На другой же день, незаметно для горожан, воспользовавшись темнотою ночи, бочки свезены в ближайший от Новгорода лес и уложены на полянке.
На третий день раздался кличь у земской избы об измене Морозовых и о селитре.
Гилевщики бросились к церковным колокольням, и начался сплошной набат. Народ побежал к земской избе и, услышав об измене и селитре, забрал обывательские подводы и огромной толпой отправился за бочонками селитры.
Забрав бочонки, толпа при набате вступила в город, все улицы были наполнены негодующим народом, и бочки с торжеством отвезены на пушечный двор. Здесь главари мятежа, воспользовавшись смутой, забирали пушки, чтобы везти их для укрепления Каменного города. Мысль была — овладеть крепостью, чтобы можно было дать отпор войскам, коли они придут из Москвы.
Вдруг среди этой сумятицы раздались голоса:
— Воевода! Митрополит!..
Оба они явились на пушечный двор узнать в чем дело.
Волк закричал:
— Теперь уж улика налицо… порох, аль селитра от Морозова к свейцам.
Никон вышел из экипажа и подошел к бочонкам, лежавшим на пушечном дворе.
— Топор! — крикнул он.
Кто-то из толпы подал топор.
— Рубите один бочонок, — обратился он к народу.
Выступили Волк, Лисица, Жеглов и Нестеровы.
— Рубить нельзя, — закричал Волк, — взорвет.
— Рубите, — внушительно обратился вновь Никон к толпе.
— Всем жизнь-то дорога, — раздались голоса.

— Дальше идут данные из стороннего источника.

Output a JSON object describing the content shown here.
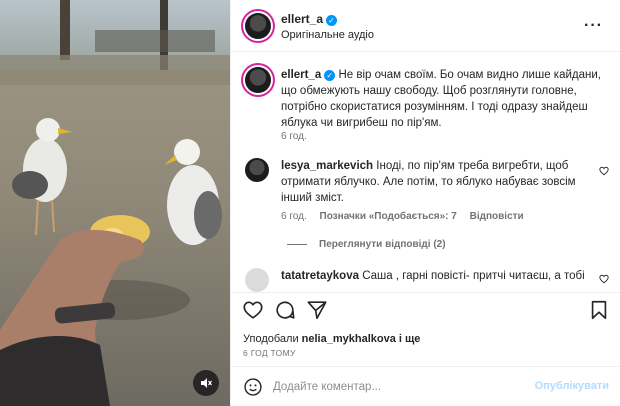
{
  "post": {
    "author": "ellert_a",
    "audio": "Оригінальне аудіо",
    "caption": "Не вір очам своїм. Бо очам видно лише кайдани, що обмежують нашу свободу. Щоб розглянути головне, потрібно скористатися розумінням. І тоді одразу знайдеш яблука чи вигрибеш по пір'ям.",
    "caption_time": "6 год."
  },
  "comments": [
    {
      "user": "lesya_markevich",
      "text": "Іноді, по пір'ям треба вигребти, щоб отримати яблучко. Але потім, то яблуко набуває зовсім інший зміст.",
      "time": "6 год.",
      "likes": "Позначки «Подобається»: 7",
      "reply": "Відповісти",
      "view_replies": "Переглянути відповіді (2)"
    },
    {
      "user": "tatatretaykova",
      "text": "Саша , гарні повісті- притчі читаєш, а тобі"
    }
  ],
  "likes": {
    "prefix": "Уподобали",
    "user": "nelia_mykhalkova",
    "suffix": "і ще"
  },
  "timestamp": "6 ГОД ТОМУ",
  "add_comment": {
    "placeholder": "Додайте коментар...",
    "publish": "Опублікувати"
  },
  "icons": {
    "like": "heart-icon",
    "comment": "comment-icon",
    "share": "share-icon",
    "save": "bookmark-icon",
    "emoji": "emoji-icon",
    "mute": "speaker-muted-icon",
    "more": "more-options-icon",
    "verified": "verified-badge-icon"
  },
  "colors": {
    "verified": "#0095f6",
    "publish_disabled": "#b3dbff",
    "secondary_text": "#737373"
  }
}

— Так я сам бочонок разрублю! — крикнул Никон, — схватил топор и направился к бочонкам.
Народ отхлынул от бочонков на огромное расстояние.
И воеводу взяло сомнение.
— Святейший архипастырь, а коли взорвет? — сказал он, дрожа от ужаса.
— Уйди, князь, а я помолюсь Богу, раскрою бочку и ложь!.. Отойди, пока я тебя не покличу.
Воевода удалился на довольно большое расстояние.
Никон разрубил дно одного бочонка и высыпал оттуда золу.
Он начал делать знаки, чтобы воевода приблизился.